Ethics in the pursuit of truth is an absolute in journalism. In developing our code of ethics, we have made generous use of the best thinking from those whose journalistic values mirror our own.
Watchdog.org has one obligation: To tell the truth.
Journalists hold people, government and other institutions accountable for their words and actions. Therefore we must maintain the highest principals in our conduct because we also should be held accountable. Our integrity is our most valuable asset. Without it, we lose the public trust invested in us by the First Amendment of the U.S. Constitution.
We are committed to the highest standards of truth and accuracy; accessibility and independence.
When we make an error in fact, we will acknowledge it and correct it promptly.

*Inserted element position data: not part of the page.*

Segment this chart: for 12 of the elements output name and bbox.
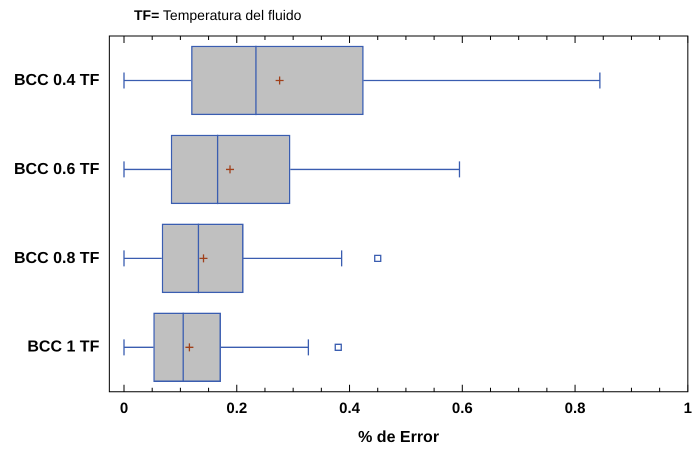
x-axis-title: % de Error — [358, 428, 440, 446]
x-tick-label: 0.6 — [452, 400, 473, 417]
x-tick-label: 0.8 — [564, 400, 586, 417]
chart-title: TF= Temperatura del fluido — [134, 7, 302, 23]
x-tick-label: 0.4 — [339, 400, 361, 417]
y-tick-label: BCC 1 TF — [27, 338, 100, 356]
x-tick-label: 0.2 — [226, 400, 248, 417]
y-tick-label: BCC 0.8 TF — [14, 250, 100, 267]
y-tick-label: BCC 0.6 TF — [14, 160, 100, 178]
y-tick-label: BCC 0.4 TF — [14, 72, 100, 89]
x-tick-label: 1 — [684, 400, 692, 417]
x-tick-label: 0 — [120, 400, 128, 417]
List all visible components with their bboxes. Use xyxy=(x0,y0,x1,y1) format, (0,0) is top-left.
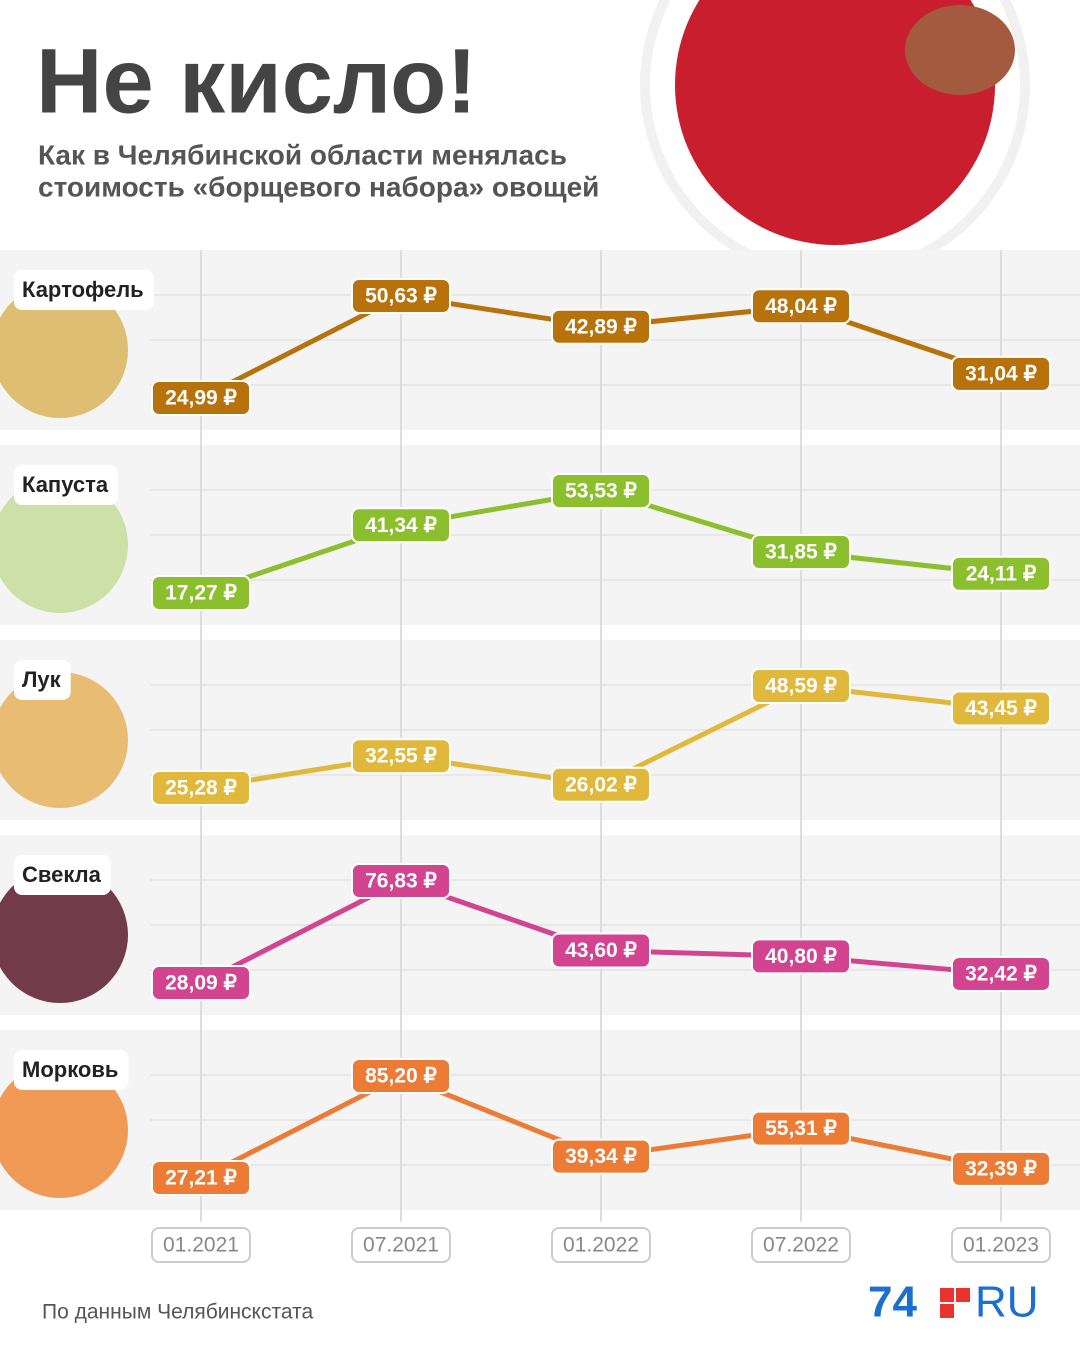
data-point xyxy=(351,278,451,314)
series-label-box xyxy=(14,855,111,895)
data-point xyxy=(351,507,451,544)
subtitle: стоимость «борщевого набора» овощей xyxy=(38,171,599,202)
data-label: 85,20 ₽ xyxy=(365,1065,437,1088)
data-point xyxy=(951,1150,1051,1187)
data-point xyxy=(751,1110,851,1147)
data-point xyxy=(751,288,851,325)
x-tick-label: 01.2021 xyxy=(163,1234,239,1257)
logo: 74 xyxy=(868,1278,917,1327)
subtitle: Как в Челябинской области менялась xyxy=(38,139,567,170)
data-label: 17,27 ₽ xyxy=(165,582,237,605)
data-point xyxy=(351,863,451,899)
data-label: 27,21 ₽ xyxy=(165,1167,237,1190)
series-label: Свекла xyxy=(22,862,102,887)
data-label: 26,02 ₽ xyxy=(565,773,637,796)
source: По данным Челябинскстата xyxy=(42,1301,313,1324)
data-label: 32,39 ₽ xyxy=(965,1157,1037,1180)
x-tick-label: 01.2022 xyxy=(563,1234,639,1257)
series-label-box xyxy=(14,660,71,700)
data-label: 48,59 ₽ xyxy=(765,675,837,698)
data-point xyxy=(151,380,251,416)
data-point xyxy=(751,533,851,570)
data-point xyxy=(551,1138,651,1175)
series-label-box xyxy=(14,270,154,310)
series-label: Капуста xyxy=(22,472,109,497)
series-label: Морковь xyxy=(22,1057,118,1082)
data-point xyxy=(551,766,651,803)
data-label: 32,55 ₽ xyxy=(365,745,437,768)
data-label: 39,34 ₽ xyxy=(565,1145,637,1168)
data-point xyxy=(151,965,251,1001)
data-label: 31,85 ₽ xyxy=(765,541,837,564)
x-tick-label: 07.2022 xyxy=(763,1234,839,1257)
logo-square xyxy=(940,1288,954,1302)
x-tick-box xyxy=(151,1227,251,1263)
vegetable-image xyxy=(0,282,128,418)
meat xyxy=(905,5,1015,95)
series-label-box xyxy=(14,1050,129,1090)
series-label-box xyxy=(14,465,119,505)
data-point xyxy=(951,355,1051,392)
logo-square xyxy=(940,1304,954,1318)
title: Не кисло! xyxy=(36,30,477,132)
data-point xyxy=(351,738,451,775)
x-tick-box xyxy=(551,1227,651,1263)
data-label: 24,99 ₽ xyxy=(165,387,237,410)
x-tick-label: 01.2023 xyxy=(963,1234,1039,1257)
data-label: 25,28 ₽ xyxy=(165,777,237,800)
data-point xyxy=(151,770,251,806)
data-label: 50,63 ₽ xyxy=(365,285,437,308)
series-label: Лук xyxy=(22,667,62,692)
data-point xyxy=(951,555,1051,592)
logo: RU xyxy=(975,1278,1039,1327)
vegetable-image xyxy=(0,672,128,808)
x-tick-box xyxy=(751,1227,851,1263)
x-tick-label: 07.2021 xyxy=(363,1234,439,1257)
data-point xyxy=(151,1160,251,1196)
data-point xyxy=(351,1058,451,1094)
data-label: 43,60 ₽ xyxy=(565,939,637,962)
data-label: 41,34 ₽ xyxy=(365,514,437,537)
data-label: 28,09 ₽ xyxy=(165,972,237,995)
data-point xyxy=(951,690,1051,727)
data-label: 42,89 ₽ xyxy=(565,315,637,338)
data-label: 76,83 ₽ xyxy=(365,870,437,893)
vegetable-image xyxy=(0,1062,128,1198)
data-label: 48,04 ₽ xyxy=(765,295,837,318)
chart: Картофель 24,99 ₽ 50,63 ₽ 42,89 ₽ 48,04 ₽ 31,… xyxy=(0,250,1080,1263)
x-tick-box xyxy=(951,1227,1051,1263)
data-point xyxy=(751,668,851,704)
data-point xyxy=(551,932,651,969)
vegetable-image xyxy=(0,867,128,1003)
data-point xyxy=(551,308,651,345)
data-label: 43,45 ₽ xyxy=(965,697,1037,720)
data-point xyxy=(151,575,251,611)
data-label: 55,31 ₽ xyxy=(765,1117,837,1140)
x-tick-box xyxy=(351,1227,451,1263)
data-label: 31,04 ₽ xyxy=(965,362,1037,385)
data-label: 40,80 ₽ xyxy=(765,945,837,968)
data-label: 53,53 ₽ xyxy=(565,480,637,503)
data-label: 24,11 ₽ xyxy=(966,562,1037,585)
vegetable-image xyxy=(0,477,128,613)
logo-square xyxy=(956,1288,970,1302)
data-point xyxy=(951,955,1051,992)
data-point xyxy=(551,473,651,509)
data-label: 32,42 ₽ xyxy=(965,962,1037,985)
series-label: Картофель xyxy=(22,277,144,302)
data-point xyxy=(751,938,851,975)
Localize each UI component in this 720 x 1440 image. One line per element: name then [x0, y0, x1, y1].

Writing that is opinion in nature will be clearly labeled so as not to confuse or mislead readers.
We will never knowingly publish falsehood as unquestioned truth.

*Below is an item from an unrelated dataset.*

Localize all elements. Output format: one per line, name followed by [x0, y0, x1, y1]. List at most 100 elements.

We will not use our media positions for purposes other than those of our reporting. For example, we will not use our influence as journalists to expedite personal business with, or seek special consideration from, public officials, including law enforcement.
Transparency is important to us, as is informing readers of the identities of our sources. We recognize that withholding the name of a source in a news story or opinion piece can hurt a story’s credibility, and we will make every effort to persuade all sources to allow us to use their names.
If we do withhold a name from publication, we will ask for an on-the-records reason for concealing the identity and will include that reason in the story in such a way that the source is not revealed. Use of a confidential source must be approved by the news director or publisher, and the name of the source must be revealed to that manager.
With few exceptions, we will not print obscene or profane language. Source and context will be considered.
We will seek to protect victims and witnesses of crime, especially when their lives or safety might be endangered by publication of their names or addresses. Names of victims of such crimes might be published, but only if approved by the news director or publisher.
Violation of our code of ethics will subject an employee to disciplinary action.
Published policies and practices in place at Community Newspaper Holdings Inc., Dallas Morning News, Gannett Company, McClatchy Newspapers, New York Times, Shaw Media, The Society of Professional Journalists, and Washington Post were considered as part of the creation of our Code of Ethics.